Penyaluran kredit korporasi menjadi yang tertinggi dibanding segmen lain, tumbuh 10,4 persen yoy mencapai Rp 436,9 triliun per September 2025.

Kredit komersial naik 5,7 persen yoy menjadi Rp 142,9 triliun, dan kredit UKM tumbuh 7,7 persen yoy menjadi Rp 129,3 triliun.

Pertumbuhan kredit konsumer menyentuh 3,3 persen yoy menjadi Rp 223,6 triliun, didorong kenaikan KPR sebesar 6,4 persen yoy menjadi Rp 138,8 triliun.
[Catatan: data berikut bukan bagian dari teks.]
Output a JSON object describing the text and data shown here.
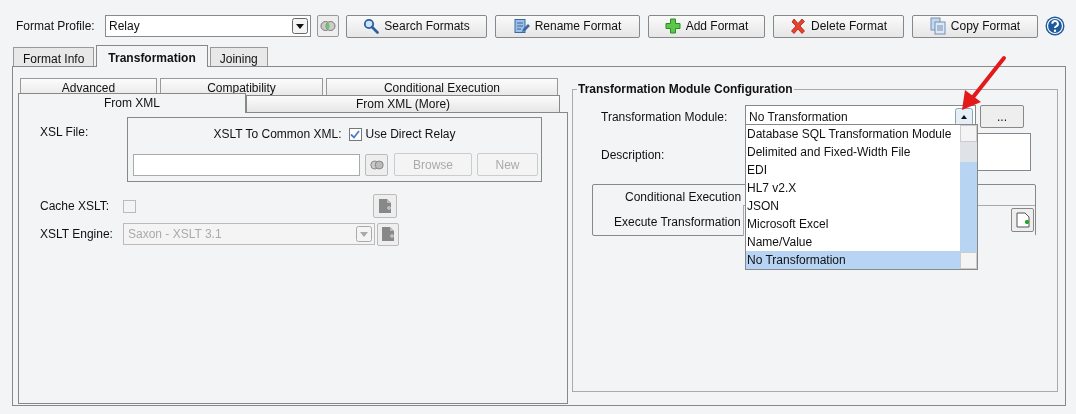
{
  "format_profile": {
    "label": "Format Profile:",
    "value": "Relay"
  },
  "toolbar_buttons": [
    {
      "label": "Search Formats",
      "kind": "search"
    },
    {
      "label": "Rename Format",
      "kind": "rename"
    },
    {
      "label": "Add Format",
      "kind": "add"
    },
    {
      "label": "Delete Format",
      "kind": "delete"
    },
    {
      "label": "Copy Format",
      "kind": "copy"
    }
  ],
  "tabs": [
    {
      "label": "Format Info",
      "selected": false
    },
    {
      "label": "Transformation",
      "selected": true
    },
    {
      "label": "Joining",
      "selected": false
    }
  ],
  "sub_tabs_back": [
    {
      "label": "Advanced",
      "selected": false
    },
    {
      "label": "Compatibility",
      "selected": false
    },
    {
      "label": "Conditional Execution",
      "selected": false
    }
  ],
  "sub_tabs_front": [
    {
      "label": "From XML",
      "selected": true
    },
    {
      "label": "From XML (More)",
      "selected": false
    }
  ],
  "from_xml": {
    "xsl_file_label": "XSL File:",
    "xslt_to_common_label": "XSLT To Common XML:",
    "use_direct_relay": {
      "label": "Use Direct Relay",
      "checked": true
    },
    "browse": {
      "label": "Browse",
      "disabled": true
    },
    "new": {
      "label": "New",
      "disabled": true
    },
    "cache_xslt": {
      "label": "Cache XSLT:",
      "checked": false,
      "disabled": true
    },
    "xslt_engine": {
      "label": "XSLT Engine:",
      "value": "Saxon - XSLT 3.1",
      "disabled": true
    }
  },
  "module_config": {
    "title": "Transformation Module Configuration",
    "module_label": "Transformation Module:",
    "module_value": "No Transformation",
    "more_button": "...",
    "description_label": "Description:",
    "conditional_title": "Conditional Execution",
    "execute_label": "Execute Transformation",
    "dropdown_options": [
      {
        "label": "Database SQL Transformation Module",
        "selected": false
      },
      {
        "label": "Delimited and Fixed-Width File",
        "selected": false
      },
      {
        "label": "EDI",
        "selected": false
      },
      {
        "label": "HL7 v2.X",
        "selected": false
      },
      {
        "label": "JSON",
        "selected": false
      },
      {
        "label": "Microsoft Excel",
        "selected": false
      },
      {
        "label": "Name/Value",
        "selected": false
      },
      {
        "label": "No Transformation",
        "selected": true
      }
    ]
  }
}
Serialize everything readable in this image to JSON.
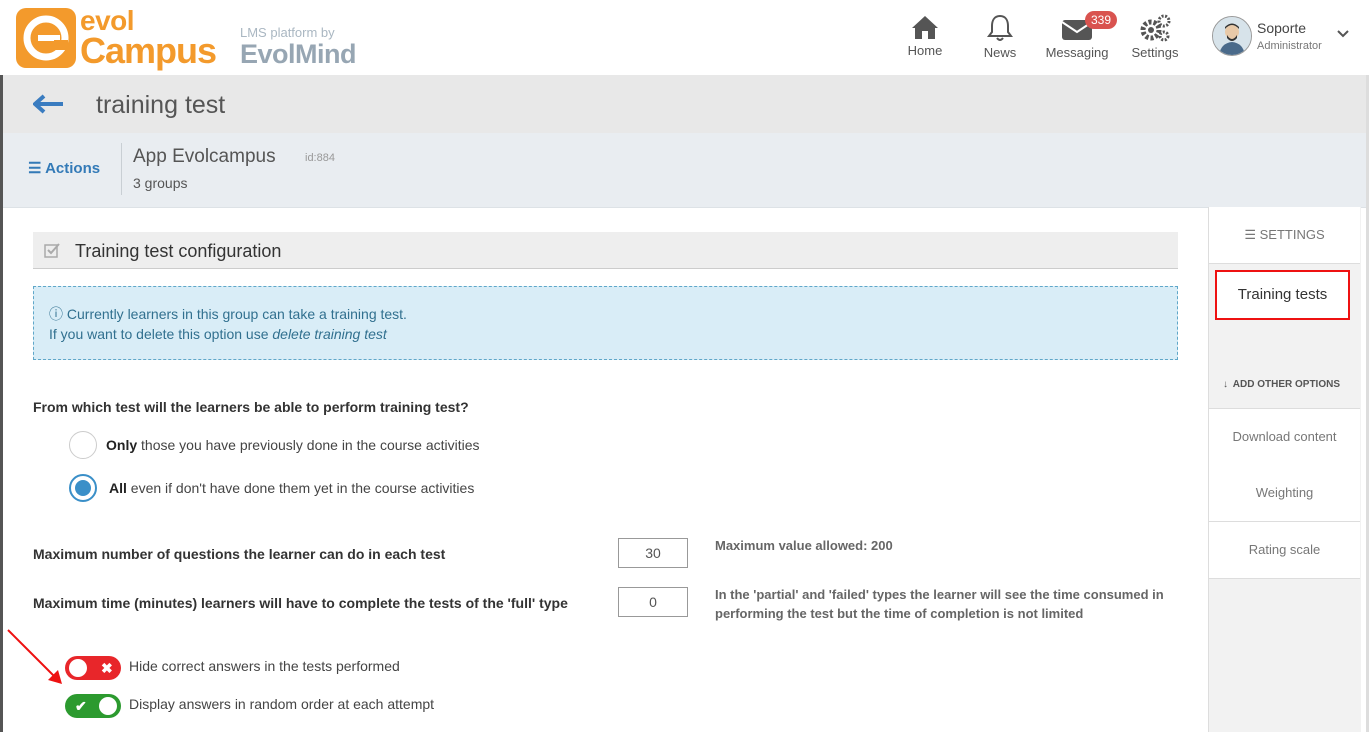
{
  "header": {
    "logo_evol": "evol",
    "logo_campus": "Campus",
    "logo_sub": "LMS platform by",
    "logo_mind": "EvolMind",
    "nav": [
      {
        "label": "Home",
        "icon": "home-icon"
      },
      {
        "label": "News",
        "icon": "bell-icon"
      },
      {
        "label": "Messaging",
        "icon": "envelope-icon",
        "badge": "339"
      },
      {
        "label": "Settings",
        "icon": "gears-icon"
      }
    ],
    "user": {
      "name": "Soporte",
      "role": "Administrator"
    }
  },
  "titlebar": {
    "title": "training test"
  },
  "context": {
    "actions_label": "Actions",
    "app_name": "App Evolcampus",
    "app_id": "id:884",
    "groups": "3 groups"
  },
  "panel": {
    "title": "Training test configuration",
    "info_line1": "Currently learners in this group can take a training test.",
    "info_line2_prefix": "If you want to delete this option use ",
    "info_line2_link": "delete training test"
  },
  "form": {
    "question": "From which test will the learners be able to perform training test?",
    "options": [
      {
        "bold": "Only",
        "text": " those you have previously done in the course activities",
        "selected": false
      },
      {
        "bold": "All",
        "text": " even if don't have done them yet in the course activities",
        "selected": true
      }
    ],
    "max_questions_label": "Maximum number of questions the learner can do in each test",
    "max_questions_value": "30",
    "max_questions_hint": "Maximum value allowed: 200",
    "max_time_label": "Maximum time (minutes) learners will have to complete the tests of the 'full' type",
    "max_time_value": "0",
    "max_time_hint_1": "In the 'partial' and 'failed' types the learner will see the time consumed in",
    "max_time_hint_2": "performing the test but the time of completion is not limited",
    "toggles": [
      {
        "label": "Hide correct answers in the tests performed",
        "on": false
      },
      {
        "label": "Display answers in random order at each attempt",
        "on": true
      }
    ]
  },
  "sidebar": {
    "settings_label": "SETTINGS",
    "training_tests_label": "Training tests",
    "add_other_label": "ADD OTHER OPTIONS",
    "options": [
      "Download content",
      "Weighting",
      "Rating scale"
    ]
  },
  "colors": {
    "brand_orange": "#f39a2c",
    "link_blue": "#337ab7",
    "toggle_off": "#e8262a",
    "toggle_on": "#2c9a2f",
    "highlight_red": "#ee1111"
  }
}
Baca juga : Total Investasi Triwulan III Rp 491,4 Triliun, Target 2025 Tembus 25,8 Persen

Outstanding pinjaman konsumer lainnya (mayoritas kartu kredit) tumbuh 6,9 persen yoy mencapai Rp 23,5 triliun.

“Pertumbuhan penyaluran kredit BCA di berbagai segmen dan sektor hingga September 2025 mencerminkan komitmen kami mendukung pertumbuhan perekonomian nasional,” kata Presiden Direktur BCA Hendra Lembong dalam Paparan Kinerja kuartal III-2025 secara virtual, Senin (20/10/2025).
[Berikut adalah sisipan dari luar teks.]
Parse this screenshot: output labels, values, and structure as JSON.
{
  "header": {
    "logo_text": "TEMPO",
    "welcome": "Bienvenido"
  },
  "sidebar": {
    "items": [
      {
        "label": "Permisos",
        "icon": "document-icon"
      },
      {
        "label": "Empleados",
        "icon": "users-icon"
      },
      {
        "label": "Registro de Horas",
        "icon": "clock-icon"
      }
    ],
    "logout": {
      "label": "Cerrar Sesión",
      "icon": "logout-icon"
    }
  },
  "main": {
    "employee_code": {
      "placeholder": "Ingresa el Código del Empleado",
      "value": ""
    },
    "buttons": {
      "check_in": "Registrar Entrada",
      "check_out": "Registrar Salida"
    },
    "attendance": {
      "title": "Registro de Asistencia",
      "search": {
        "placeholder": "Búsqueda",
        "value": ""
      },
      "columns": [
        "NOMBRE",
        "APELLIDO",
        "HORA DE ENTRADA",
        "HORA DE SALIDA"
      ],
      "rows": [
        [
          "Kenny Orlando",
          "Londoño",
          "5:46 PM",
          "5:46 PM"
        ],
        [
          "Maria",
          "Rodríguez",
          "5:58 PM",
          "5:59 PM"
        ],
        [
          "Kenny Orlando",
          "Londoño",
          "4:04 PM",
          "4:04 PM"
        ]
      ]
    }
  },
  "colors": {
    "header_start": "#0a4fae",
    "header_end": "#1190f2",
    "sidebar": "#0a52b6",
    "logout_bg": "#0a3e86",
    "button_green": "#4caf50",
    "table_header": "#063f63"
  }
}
Sementara, total dana pihak ketiga (DPK) naik 7,0 persen yoy ditopang CASA (Current Account Saving Account) sebagai pendanaan inti BCA.
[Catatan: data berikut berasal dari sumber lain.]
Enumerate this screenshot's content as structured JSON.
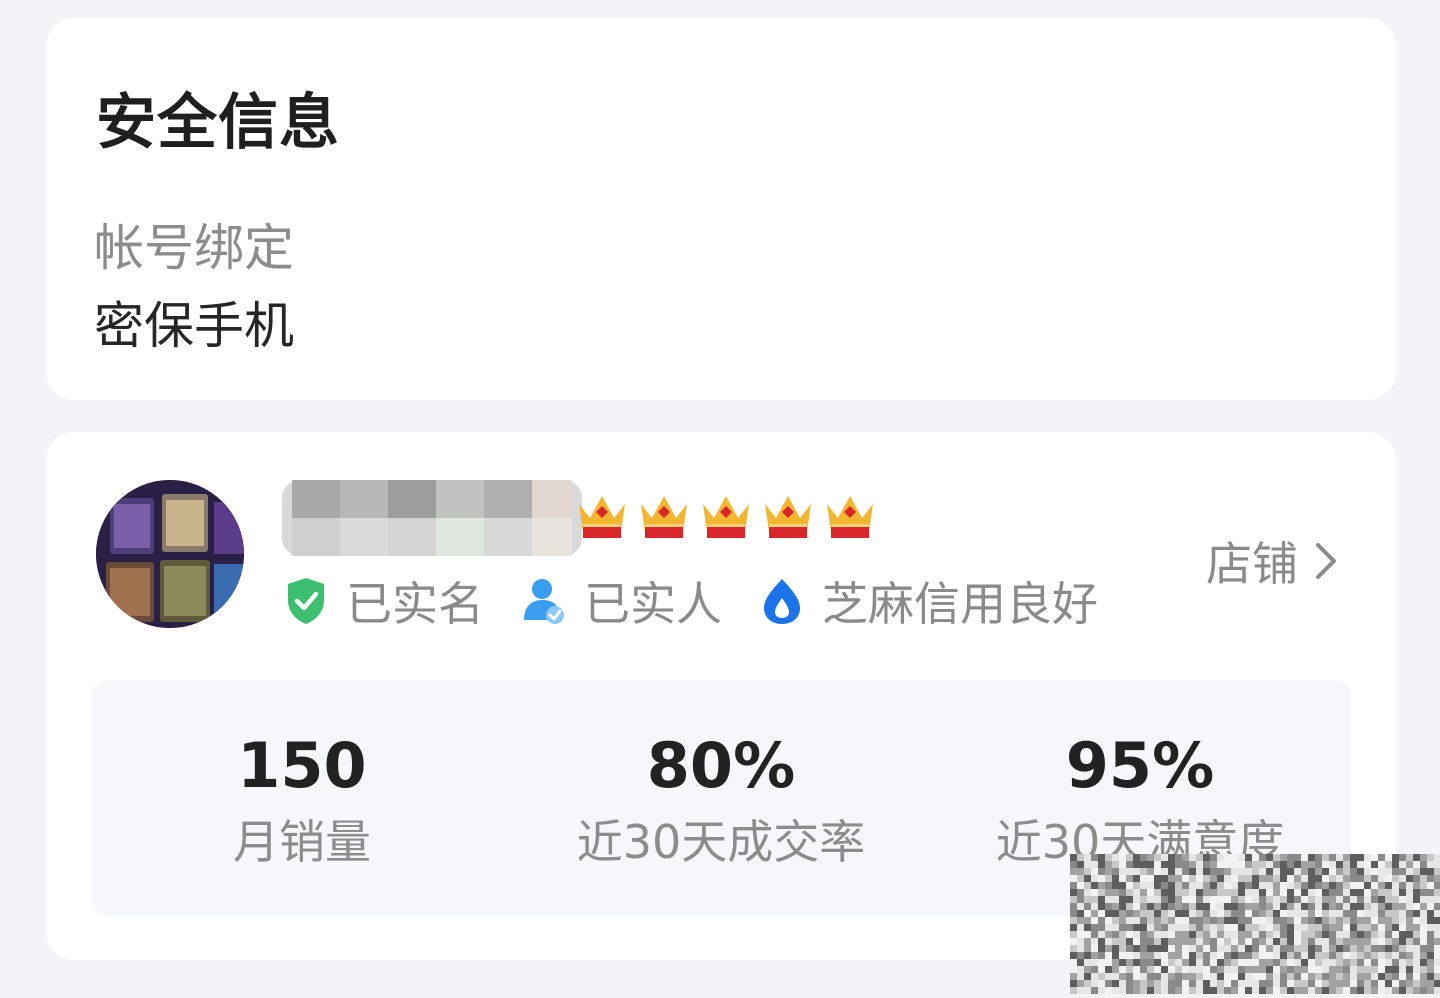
{
  "security": {
    "title": "安全信息",
    "binding_label": "帐号绑定",
    "binding_value": "密保手机"
  },
  "seller": {
    "crown_count": 5,
    "badges": [
      {
        "icon": "green-shield-check-icon",
        "label": "已实名"
      },
      {
        "icon": "person-verified-icon",
        "label": "已实人"
      },
      {
        "icon": "sesame-credit-icon",
        "label": "芝麻信用良好"
      }
    ],
    "shop_label": "店铺",
    "stats": [
      {
        "value": "150",
        "label": "月销量"
      },
      {
        "value": "80%",
        "label": "近30天成交率"
      },
      {
        "value": "95%",
        "label": "近30天满意度"
      }
    ]
  },
  "colors": {
    "page_bg": "#f3f4f8",
    "card_bg": "#ffffff",
    "stats_bg": "#f6f7fa",
    "shield_green": "#3cbf6e",
    "person_blue": "#3b9df0",
    "sesame_blue": "#1a73e8",
    "crown_gold": "#f2b630",
    "crown_red": "#d8262b"
  }
}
“Terjaganya penyaluran kredit BCA di berbagai segmen dan sektor hingga September 2025, mencerminkan komitmen kami mendukung pertumbuhan perekonomian nasional,” ujarnya.

Dari sisi kualitas pinjaman BCA tetap terjaga, terlihat dari rasio loan at risk (LAR) 5,5 persen pada kuartal III 2025, membaik dari 6,1 persen setahun sebelumnya.

“Rasio non performing loan (NPL) terkendali di level 2,1 persen. Pencadangan NPL dan LAR tercatat memadai, masing-masing 166,6 persen dan 69,5 persen,” ungkap Hendra.

Baca juga : Lawan Persija, Persebaya Siap Tempur Di Kandang

Kredit ke sektor-sektor berkelanjutan naik 12,7 persen yoy mencapai Rp 241 triliun per September 2025, setara 25,5 persen dari total portofolio pembiayaan.

Di sisi pendanaan, CASA tetap menjadi kontributor utama pendanaan BCA dengan nilai sekitar 83,8 persen dari total DPK. CASA tumbuh 9,1 persen yoy mencapai Rp999 triliun.

Pertumbuhan CASA selaras dengan total frekuensi transaksi BCA yang naik 78 persen dalam tiga tahun terakhir.

Selanjutnya, melalui anak usaha BCA Syariah, pihaknya juga memberikan pembiayaan emas iB bagi nasabah yang ingin memiliki emas dengan kepastian harga, angsuran ringan, dan sesuai prinsip syariah.

“Per September 2025, pembiayaan emas iB di BCA Syariah tumbuh 161,2 persen yoy,” katanya.

Tak hanya itu, pengembangan aplikasi myBCA terus dilakukan demi menghadirkan layanan optimal bagi nasabah.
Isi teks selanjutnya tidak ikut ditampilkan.